Mbak Dara memang jarang membicarakan hal personal denganku. Kami lebih sering mengobrol tentang buku, kopi, dan lagu-lagu. Kebetulan, selera kami sama. Dan aku cukup terkejut mendengarnya. Kukira, selama ini Mbak Dara tidak pernah dekat dengan pria mana pun. Ternyata, Mbak Dara menyimpan sendiri lukanya. "Mbak Dara trauma?"
"Itu udah berlalu, Ama." Mbak Dara membelai pipiku sembari tersenyum. "Terima kasih untuk hadiahnya."
Energi baik yang Mbak Dara coba berikan, tersalur sempurna lewat senyum manisnya. Usia kami hanya terpaut empat tahun. Tapi, Mbak Dara memang jauh lebih dewasa dari pada aku. Dia selalu berhasil membuatku takjub dengan pola pikir dan kedewasaannya. Mbak Dara bahkan bisa menerima dengan begitu lapang ketika Mas Hadi menyampaikan keinginan untuk segera menikahiku.
Tidak hanya dari sikap. Wajah kami juga amat berbeda. Mbak Dara dengan rambut ikal dan tubuh mungilnya, selalu berhasil membuatku iri. Mbak Dara mewarisi seluruh genetik Bapak. Sementara rambut lurus dan tubuh jenjangku adalah warisan Ibu. Satu-satunya kesamaan yang kami miliki adalah lesung di kedua pipi kami.
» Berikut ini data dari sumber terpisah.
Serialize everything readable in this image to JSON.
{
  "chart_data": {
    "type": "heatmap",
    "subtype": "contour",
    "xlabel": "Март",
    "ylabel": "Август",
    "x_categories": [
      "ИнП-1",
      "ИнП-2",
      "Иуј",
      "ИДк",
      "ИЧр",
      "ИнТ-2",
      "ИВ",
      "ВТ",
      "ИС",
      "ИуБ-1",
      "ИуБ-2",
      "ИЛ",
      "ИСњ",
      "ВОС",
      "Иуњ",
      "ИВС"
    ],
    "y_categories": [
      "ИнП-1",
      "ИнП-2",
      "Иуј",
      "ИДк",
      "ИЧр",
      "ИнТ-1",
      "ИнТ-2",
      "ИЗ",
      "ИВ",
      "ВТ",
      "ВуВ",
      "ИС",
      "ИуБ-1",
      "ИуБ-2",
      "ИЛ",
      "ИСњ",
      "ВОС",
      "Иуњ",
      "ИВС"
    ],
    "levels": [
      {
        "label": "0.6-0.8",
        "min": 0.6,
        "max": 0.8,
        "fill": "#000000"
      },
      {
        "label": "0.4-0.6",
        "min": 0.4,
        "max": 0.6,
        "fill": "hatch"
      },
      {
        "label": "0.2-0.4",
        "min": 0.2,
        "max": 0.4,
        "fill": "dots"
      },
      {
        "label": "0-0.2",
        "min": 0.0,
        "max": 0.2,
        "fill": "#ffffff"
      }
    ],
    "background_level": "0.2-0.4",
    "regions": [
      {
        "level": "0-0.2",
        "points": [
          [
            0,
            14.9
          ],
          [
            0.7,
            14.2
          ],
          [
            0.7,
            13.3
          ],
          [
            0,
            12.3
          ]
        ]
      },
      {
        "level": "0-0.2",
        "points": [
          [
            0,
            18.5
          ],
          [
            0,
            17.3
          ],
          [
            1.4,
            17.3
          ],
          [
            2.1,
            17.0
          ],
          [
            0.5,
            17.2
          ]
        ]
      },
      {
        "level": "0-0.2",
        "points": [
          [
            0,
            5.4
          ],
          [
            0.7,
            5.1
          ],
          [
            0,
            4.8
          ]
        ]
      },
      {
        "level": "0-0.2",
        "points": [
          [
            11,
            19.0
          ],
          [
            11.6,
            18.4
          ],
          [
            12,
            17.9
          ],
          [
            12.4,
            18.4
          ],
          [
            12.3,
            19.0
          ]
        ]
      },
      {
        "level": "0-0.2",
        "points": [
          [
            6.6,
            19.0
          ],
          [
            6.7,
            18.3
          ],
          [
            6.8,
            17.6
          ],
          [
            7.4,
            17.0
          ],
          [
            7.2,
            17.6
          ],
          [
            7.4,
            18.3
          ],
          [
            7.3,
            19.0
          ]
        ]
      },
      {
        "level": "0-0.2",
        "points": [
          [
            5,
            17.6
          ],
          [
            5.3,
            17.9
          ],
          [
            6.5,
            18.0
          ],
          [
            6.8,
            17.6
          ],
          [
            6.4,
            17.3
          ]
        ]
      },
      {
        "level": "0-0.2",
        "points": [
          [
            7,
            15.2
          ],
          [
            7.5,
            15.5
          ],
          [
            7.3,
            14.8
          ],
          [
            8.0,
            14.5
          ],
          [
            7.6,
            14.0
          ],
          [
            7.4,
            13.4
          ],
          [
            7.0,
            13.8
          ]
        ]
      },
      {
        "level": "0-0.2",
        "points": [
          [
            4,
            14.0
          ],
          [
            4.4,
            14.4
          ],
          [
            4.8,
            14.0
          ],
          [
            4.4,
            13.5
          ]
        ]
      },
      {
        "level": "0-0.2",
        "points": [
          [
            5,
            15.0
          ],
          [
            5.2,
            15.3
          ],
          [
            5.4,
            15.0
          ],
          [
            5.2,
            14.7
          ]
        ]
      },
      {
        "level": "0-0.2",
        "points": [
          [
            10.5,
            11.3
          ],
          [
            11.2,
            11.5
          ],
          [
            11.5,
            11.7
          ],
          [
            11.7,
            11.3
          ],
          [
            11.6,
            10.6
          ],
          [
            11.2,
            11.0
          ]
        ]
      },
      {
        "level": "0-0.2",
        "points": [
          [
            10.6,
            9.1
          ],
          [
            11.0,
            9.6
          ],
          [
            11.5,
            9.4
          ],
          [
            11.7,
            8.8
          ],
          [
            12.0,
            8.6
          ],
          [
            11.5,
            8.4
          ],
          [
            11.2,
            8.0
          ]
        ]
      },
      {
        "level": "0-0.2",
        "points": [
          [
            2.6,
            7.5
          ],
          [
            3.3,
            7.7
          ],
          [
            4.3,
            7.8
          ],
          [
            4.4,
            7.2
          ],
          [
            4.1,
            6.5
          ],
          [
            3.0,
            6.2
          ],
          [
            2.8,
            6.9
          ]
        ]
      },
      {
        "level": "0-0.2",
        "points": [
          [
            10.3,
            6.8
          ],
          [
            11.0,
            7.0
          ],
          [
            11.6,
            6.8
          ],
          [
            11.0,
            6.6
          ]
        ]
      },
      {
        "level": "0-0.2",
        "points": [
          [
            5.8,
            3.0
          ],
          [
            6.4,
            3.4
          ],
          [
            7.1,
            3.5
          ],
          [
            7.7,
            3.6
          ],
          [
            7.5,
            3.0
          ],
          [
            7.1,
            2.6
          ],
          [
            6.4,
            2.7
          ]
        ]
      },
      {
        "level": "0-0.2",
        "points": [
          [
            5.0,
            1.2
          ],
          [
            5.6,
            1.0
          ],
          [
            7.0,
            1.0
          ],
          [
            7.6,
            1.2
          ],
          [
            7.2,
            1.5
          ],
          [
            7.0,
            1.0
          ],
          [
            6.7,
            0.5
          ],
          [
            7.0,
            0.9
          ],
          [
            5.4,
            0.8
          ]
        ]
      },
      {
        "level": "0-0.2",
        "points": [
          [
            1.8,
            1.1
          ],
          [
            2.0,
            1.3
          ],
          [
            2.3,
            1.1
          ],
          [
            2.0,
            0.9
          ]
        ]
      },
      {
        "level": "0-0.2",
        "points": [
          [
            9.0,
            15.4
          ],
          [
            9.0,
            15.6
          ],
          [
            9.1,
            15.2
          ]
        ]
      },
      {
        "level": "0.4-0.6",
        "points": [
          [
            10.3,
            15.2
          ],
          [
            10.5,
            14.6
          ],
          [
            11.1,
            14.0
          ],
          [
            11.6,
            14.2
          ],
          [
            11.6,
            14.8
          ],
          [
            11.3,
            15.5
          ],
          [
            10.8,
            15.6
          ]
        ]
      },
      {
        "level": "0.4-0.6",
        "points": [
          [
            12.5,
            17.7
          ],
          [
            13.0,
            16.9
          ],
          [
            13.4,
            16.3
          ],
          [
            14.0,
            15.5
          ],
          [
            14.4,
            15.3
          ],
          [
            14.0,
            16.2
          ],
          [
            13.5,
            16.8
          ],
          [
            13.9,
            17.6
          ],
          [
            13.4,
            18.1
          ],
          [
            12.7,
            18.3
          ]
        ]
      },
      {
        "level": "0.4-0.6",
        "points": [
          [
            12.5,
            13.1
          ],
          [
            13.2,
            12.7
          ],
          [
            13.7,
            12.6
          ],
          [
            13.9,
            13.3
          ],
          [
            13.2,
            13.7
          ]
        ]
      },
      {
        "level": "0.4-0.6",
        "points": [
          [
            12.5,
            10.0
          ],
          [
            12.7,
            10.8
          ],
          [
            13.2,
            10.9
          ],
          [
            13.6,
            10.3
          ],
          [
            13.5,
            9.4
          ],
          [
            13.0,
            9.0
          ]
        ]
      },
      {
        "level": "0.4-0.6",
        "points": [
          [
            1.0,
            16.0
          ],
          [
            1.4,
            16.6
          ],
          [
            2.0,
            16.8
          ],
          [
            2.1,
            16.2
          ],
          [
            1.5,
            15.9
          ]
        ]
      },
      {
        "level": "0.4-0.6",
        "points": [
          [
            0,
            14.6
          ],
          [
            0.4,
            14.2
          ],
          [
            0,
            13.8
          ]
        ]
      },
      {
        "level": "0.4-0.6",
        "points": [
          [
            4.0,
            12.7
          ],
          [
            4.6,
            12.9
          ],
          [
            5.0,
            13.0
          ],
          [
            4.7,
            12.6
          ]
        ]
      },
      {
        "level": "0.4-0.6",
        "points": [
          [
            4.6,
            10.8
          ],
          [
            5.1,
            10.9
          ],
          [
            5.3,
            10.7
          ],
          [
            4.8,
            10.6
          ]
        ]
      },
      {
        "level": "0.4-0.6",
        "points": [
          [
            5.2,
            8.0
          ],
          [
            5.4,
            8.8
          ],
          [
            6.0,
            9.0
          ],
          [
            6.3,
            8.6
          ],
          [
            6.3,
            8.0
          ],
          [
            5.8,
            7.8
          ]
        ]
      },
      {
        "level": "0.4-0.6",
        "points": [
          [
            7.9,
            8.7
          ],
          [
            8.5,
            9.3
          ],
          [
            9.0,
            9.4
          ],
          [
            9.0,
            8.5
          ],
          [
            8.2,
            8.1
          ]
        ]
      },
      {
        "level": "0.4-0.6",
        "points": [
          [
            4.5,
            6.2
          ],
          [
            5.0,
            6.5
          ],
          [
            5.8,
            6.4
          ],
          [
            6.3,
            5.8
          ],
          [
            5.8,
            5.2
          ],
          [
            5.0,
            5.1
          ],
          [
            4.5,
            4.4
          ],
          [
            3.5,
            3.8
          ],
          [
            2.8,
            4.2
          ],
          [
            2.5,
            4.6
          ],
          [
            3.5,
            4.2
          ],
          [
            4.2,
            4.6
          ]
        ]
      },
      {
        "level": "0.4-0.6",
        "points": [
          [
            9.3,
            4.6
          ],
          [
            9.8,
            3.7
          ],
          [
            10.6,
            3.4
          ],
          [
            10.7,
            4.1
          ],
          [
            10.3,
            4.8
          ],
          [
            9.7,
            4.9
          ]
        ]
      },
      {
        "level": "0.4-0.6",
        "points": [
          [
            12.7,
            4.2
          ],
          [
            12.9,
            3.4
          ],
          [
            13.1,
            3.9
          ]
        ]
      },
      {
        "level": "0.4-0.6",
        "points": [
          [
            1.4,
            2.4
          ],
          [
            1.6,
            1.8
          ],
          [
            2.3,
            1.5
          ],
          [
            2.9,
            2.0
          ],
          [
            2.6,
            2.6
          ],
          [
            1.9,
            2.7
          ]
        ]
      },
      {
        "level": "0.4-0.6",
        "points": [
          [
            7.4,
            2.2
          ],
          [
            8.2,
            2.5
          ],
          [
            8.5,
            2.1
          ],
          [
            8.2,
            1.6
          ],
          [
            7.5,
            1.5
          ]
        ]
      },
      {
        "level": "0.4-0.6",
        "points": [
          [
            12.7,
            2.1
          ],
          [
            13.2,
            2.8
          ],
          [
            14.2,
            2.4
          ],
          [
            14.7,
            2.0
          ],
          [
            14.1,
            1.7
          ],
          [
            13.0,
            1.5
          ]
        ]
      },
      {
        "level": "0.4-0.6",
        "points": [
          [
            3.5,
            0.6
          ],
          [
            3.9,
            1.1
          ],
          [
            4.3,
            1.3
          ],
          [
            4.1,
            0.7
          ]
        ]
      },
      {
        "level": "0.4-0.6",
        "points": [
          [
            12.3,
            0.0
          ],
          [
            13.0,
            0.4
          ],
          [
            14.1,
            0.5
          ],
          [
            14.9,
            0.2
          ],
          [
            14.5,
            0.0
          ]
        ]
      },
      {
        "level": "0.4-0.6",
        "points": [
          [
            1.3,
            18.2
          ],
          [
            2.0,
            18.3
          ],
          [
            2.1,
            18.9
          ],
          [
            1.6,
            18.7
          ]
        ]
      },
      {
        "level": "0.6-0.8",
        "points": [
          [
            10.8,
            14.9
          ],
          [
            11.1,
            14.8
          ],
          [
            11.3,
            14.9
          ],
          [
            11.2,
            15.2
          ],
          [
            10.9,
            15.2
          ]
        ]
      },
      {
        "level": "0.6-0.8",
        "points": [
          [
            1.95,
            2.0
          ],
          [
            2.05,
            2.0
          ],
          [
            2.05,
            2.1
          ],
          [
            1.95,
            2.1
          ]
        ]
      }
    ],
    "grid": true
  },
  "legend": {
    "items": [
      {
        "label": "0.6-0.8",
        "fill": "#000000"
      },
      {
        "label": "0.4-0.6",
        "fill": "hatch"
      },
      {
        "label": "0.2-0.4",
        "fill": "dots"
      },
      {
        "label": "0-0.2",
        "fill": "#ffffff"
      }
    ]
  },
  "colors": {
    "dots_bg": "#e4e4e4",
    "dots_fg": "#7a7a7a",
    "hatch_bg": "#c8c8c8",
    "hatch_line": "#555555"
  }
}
"Bukalah, Mbak. Aku yakin Mbak Dara pasti suka."
Perlahan, Mbak Dara membuka kotak berukuran 15x10 yang kuberikan. Dia mengamati isinya selama beberapa saat sebelum akhirnya menutup mulutnya dan memekik kegirangan. "Ama! Gimana kamu bisa dapetin ini? Aku nyari tiketnya udah habis terjual semua, lho."
Dua lembar tiket Simple Plan untuk konsernya di Kota J minggu depan kini sudah dalam genggaman Mbak Dara.